Melalui Surat Edaran (SE) Nomor SE-8/PJ/2026 tentang Pedoman Pengawasan Kepatuhan Wajib Pajak, Direktorat Jenderal Pajak mengatur Babinsa dan Bhabinkamtibmas sebagai bagian dari pembangunan jejaring informasi dalam pengawasan wilayah.
DJP membagi pengawasan kepatuhan menjadi tiga kelompok, yakni pengawasan terhadap wajib pajak yang telah terdaftar, wajib pajak yang belum terdaftar, dan pengawasan wilayah.
Pengawasan wilayah dilakukan melalui kegiatan pengumpulan data ekonomi di wilayah kerja. Hal ini dilakukan untuk mendorong peningkatan kepatuhan wajib pajak sebagai upaya perluasan basis data dan penguasaan wilayah. Kegiatan ini dapat dilakukan oleh seluruh pegawai DJP sebagai sarana memperoleh data dan/atau informasi dari berbagai sumber, baik melalui kegiatan pengumpulan data lapangan maupun pengumpulan data nonlapangan.
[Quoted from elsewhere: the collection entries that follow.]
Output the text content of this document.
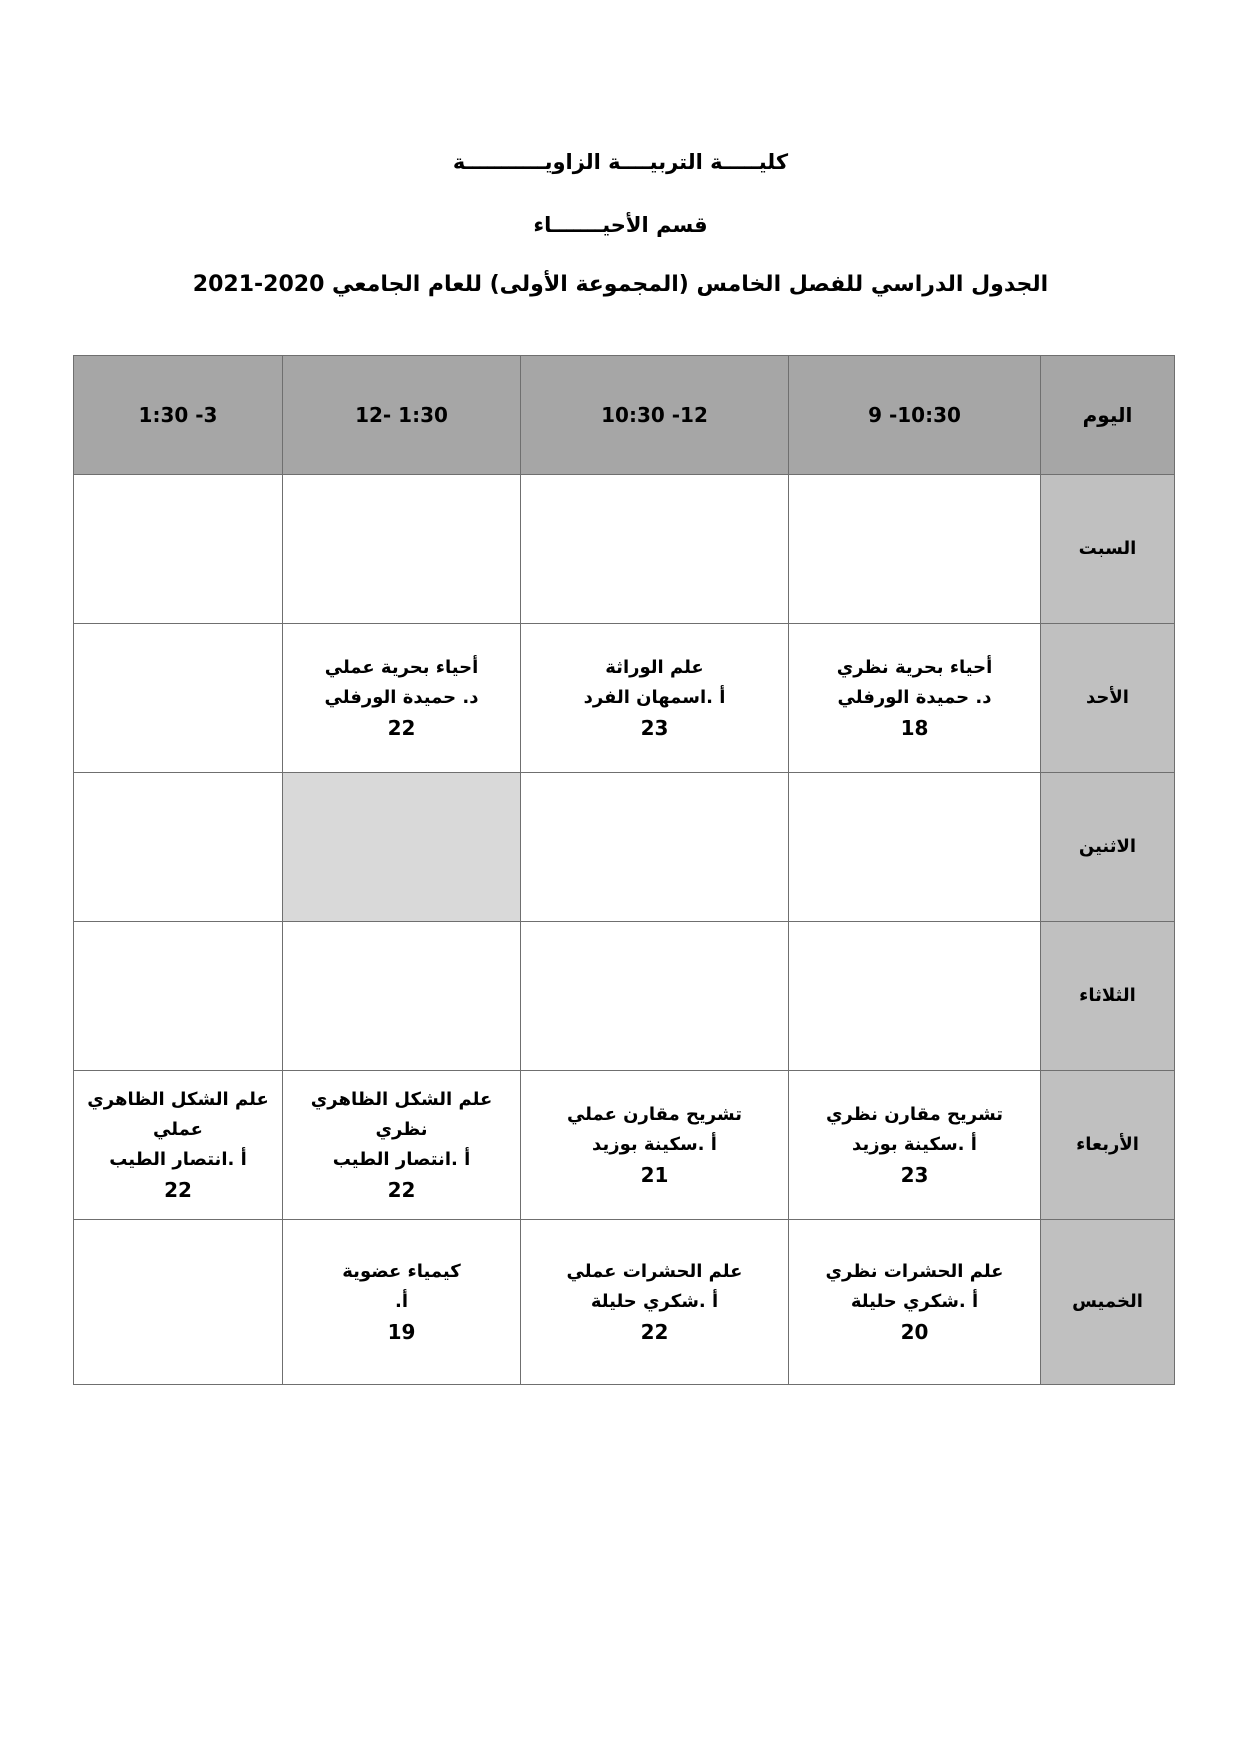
كليـــــة التربيــــة الزاويـــــــــــة
قسم الأحيـــــــاء
الجدول الدراسي للفصل الخامس (المجموعة الأولى) للعام الجامعي 2020-2021
اليوم	9 -10:30	10:30 -12	12- 1:30	1:30 -3
السبت				
الأحد	أحياء بحرية نظري
د. حميدة الورفلي
18	علم الوراثة
أ .اسمهان الفرد
23	أحياء بحرية عملي
د. حميدة الورفلي
22	

الاثنين				
الثلاثاء				
الأربعاء	تشريح مقارن نظري
أ .سكينة بوزيد
23	تشريح مقارن عملي
أ .سكينة بوزيد
21	علم الشكل الظاهري نظري
أ .انتصار الطيب
22	علم الشكل الظاهري
عملي
أ .انتصار الطيب
22

الخميس	علم الحشرات نظري
أ .شكري حليلة
20	علم الحشرات عملي
أ .شكري حليلة
22	كيمياء عضوية
أ.
19	
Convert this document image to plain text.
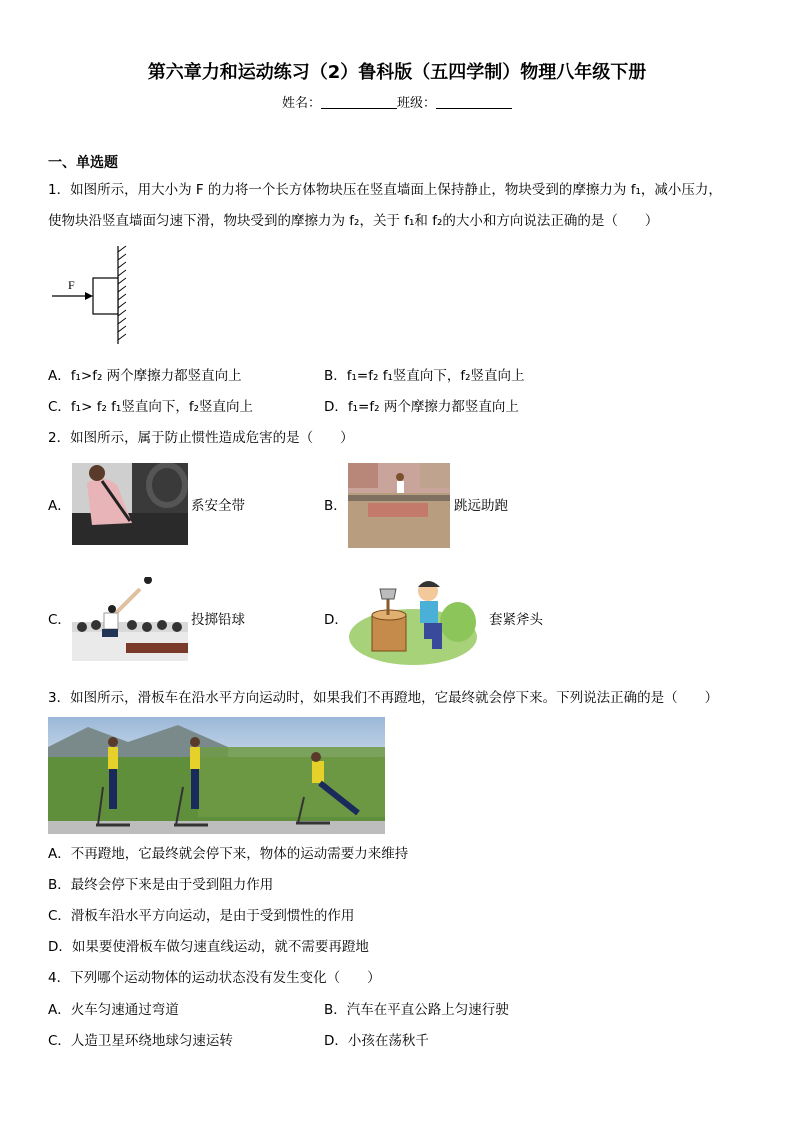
第六章力和运动练习（2）鲁科版（五四学制）物理八年级下册
姓名：	班级：
一、单选题
1．如图所示，用大小为 F 的力将一个长方体物块压在竖直墙面上保持静止，物块受到的摩擦力为 f₁，减小压力，
使物块沿竖直墙面匀速下滑，物块受到的摩擦力为 f₂，关于 f₁和 f₂的大小和方向说法正确的是（　　）
F
A．f₁>f₂ 两个摩擦力都竖直向上	B．f₁=f₂ f₁竖直向下，f₂竖直向上
C．f₁> f₂ f₁竖直向下，f₂竖直向上	D．f₁=f₂ 两个摩擦力都竖直向上
2．如图所示，属于防止惯性造成危害的是（　　）
A．	系安全带	B．	跳远助跑
C．	投掷铅球	D．	套紧斧头
3．如图所示，滑板车在沿水平方向运动时，如果我们不再蹬地，它最终就会停下来。下列说法正确的是（　　）
A．不再蹬地，它最终就会停下来，物体的运动需要力来维持
B．最终会停下来是由于受到阻力作用
C．滑板车沿水平方向运动，是由于受到惯性的作用
D．如果要使滑板车做匀速直线运动，就不需要再蹬地
4．下列哪个运动物体的运动状态没有发生变化（　　）
A．火车匀速通过弯道	B．汽车在平直公路上匀速行驶
C．人造卫星环绕地球匀速运转	D．小孩在荡秋千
Pada kegiatan lapangan, petugas dapat mendatangi tempat tinggal, tempat kegiatan usaha, maupun lokasi pekerjaan bebas wajib pajak. Sementara, pengumpulan data nonlapangan dilakukan dengan memanfaatkan teknologi informasi tanpa harus melakukan langsung ke lokasi.
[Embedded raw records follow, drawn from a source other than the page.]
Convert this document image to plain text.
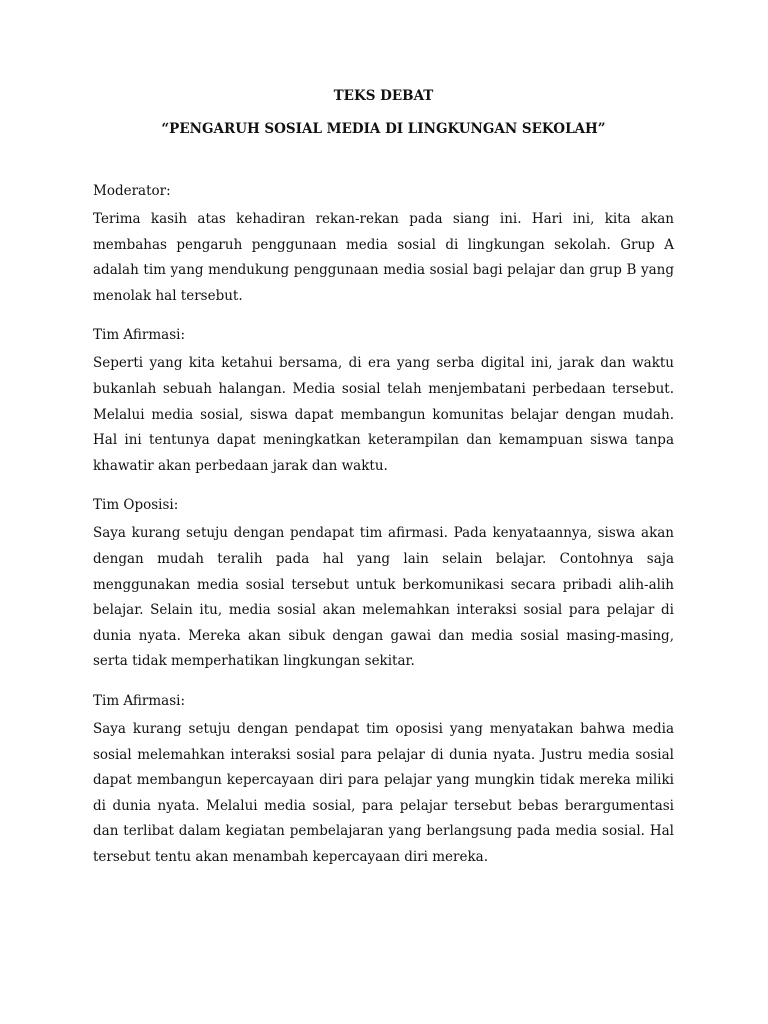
TEKS DEBAT
“PENGARUH SOSIAL MEDIA DI LINGKUNGAN SEKOLAH”

Moderator:

Terima kasih atas kehadiran rekan-rekan pada siang ini. Hari ini, kita akan membahas pengaruh penggunaan media sosial di lingkungan sekolah. Grup A adalah tim yang mendukung penggunaan media sosial bagi pelajar dan grup B yang menolak hal tersebut.

Tim Afirmasi:

Seperti yang kita ketahui bersama, di era yang serba digital ini, jarak dan waktu bukanlah sebuah halangan. Media sosial telah menjembatani perbedaan tersebut. Melalui media sosial, siswa dapat membangun komunitas belajar dengan mudah. Hal ini tentunya dapat meningkatkan keterampilan dan kemampuan siswa tanpa khawatir akan perbedaan jarak dan waktu.

Tim Oposisi:

Saya kurang setuju dengan pendapat tim afirmasi. Pada kenyataannya, siswa akan dengan mudah teralih pada hal yang lain selain belajar. Contohnya saja menggunakan media sosial tersebut untuk berkomunikasi secara pribadi alih-alih belajar. Selain itu, media sosial akan melemahkan interaksi sosial para pelajar di dunia nyata. Mereka akan sibuk dengan gawai dan media sosial masing-masing, serta tidak memperhatikan lingkungan sekitar.

Tim Afirmasi:

Saya kurang setuju dengan pendapat tim oposisi yang menyatakan bahwa media sosial melemahkan interaksi sosial para pelajar di dunia nyata. Justru media sosial dapat membangun kepercayaan diri para pelajar yang mungkin tidak mereka miliki di dunia nyata. Melalui media sosial, para pelajar tersebut bebas berargumentasi dan terlibat dalam kegiatan pembelajaran yang berlangsung pada media sosial. Hal tersebut tentu akan menambah kepercayaan diri mereka.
Kegiatan pengawasan dilakukan dengan berbagai cara dan pendekatan, seperti visitasi, penyisiran (canvassing), pengamatan langsung dan pembangunan jejaring informasi melalui Bintara atau Bhabinkamtibmas.
Penjelasan DJP
Dalam unggahan di akun Instagram resmi, DJP menjelaskan Babinsa, Bhabinkamtibmas, maupun perangkat desa bukan pelaksana pemeriksaan atau pemungutan pajak. Pelibatan mereka sebatas mendukung koordinasi di wilayah apabila diperlukan, sebagaimana praktik yang selama ini telah dilakukan dalam berbagai kegiatan pemerintahan.
Menurut mereka, keterlibatan unsur kewilayahan tidak dimaksudkan sebagai instrumen penegakan hukum perpajakan. Dalam banyak kondisi, perangkat wilayah juga berfungsi sebagai pendamping atau saksi bahwa petugas memang telah melaksanakan kunjungan sesuai prosedur.
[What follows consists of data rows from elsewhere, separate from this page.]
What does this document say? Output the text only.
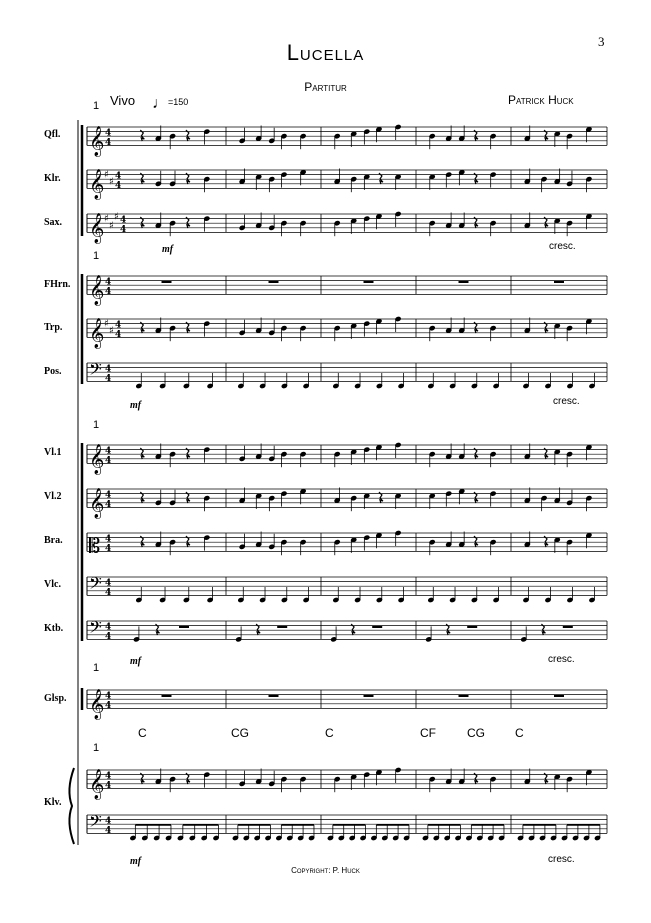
3
Lucella
Partitur
Patrick Huck
Vivo ♩=150
1
1
1
1
1
Qfl.
Klr.
Sax.
FHrn.
Trp.
Pos.
Vl.1
Vl.2
Bra.
Vlc.
Ktb.
Glsp.
Klv.
mf	cresc.
mf	cresc.
mf	cresc.
mf	cresc.
C	CG	C	CF	CG	C
Copyright: P. Huck
𝄞 4
4
𝄞 ♯
♯ 4
4
𝄞 ♯
♯
♯ 4
4
𝄞 4
4
𝄞 ♯
♯ 4
4
𝄢 4
4
𝄞 4
4
𝄞 4
4
𝄡 4
4
𝄢 4
4
𝄢 4
4
𝄞 4
4
𝄞 4
4
𝄢 4
4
Hal tersebut sudah diatur sejak lama melalui Surat Edaran Direktur Jenderal Pajak yaitu SE-11/2020 dan yang terbaru adalah SE-8/2026, yang merupakan pedoman kerja internal bagi jajaran DJP.
“Surat edaran tersebut tidak memberikan kewenangan baru kepada petugas pajak dan tidak menambah kewajiban baru bagi wajib pajak,” sebagaimana termaktub dalam akun Instagram resmi.
DJP mengatakan tujuannya adalah menyelaraskan mekanisme pengawasan agar lebih adaptif terhadap perkembangan regulasi, sistem Coretax dan pendekatan pengawasan berbasis risiko.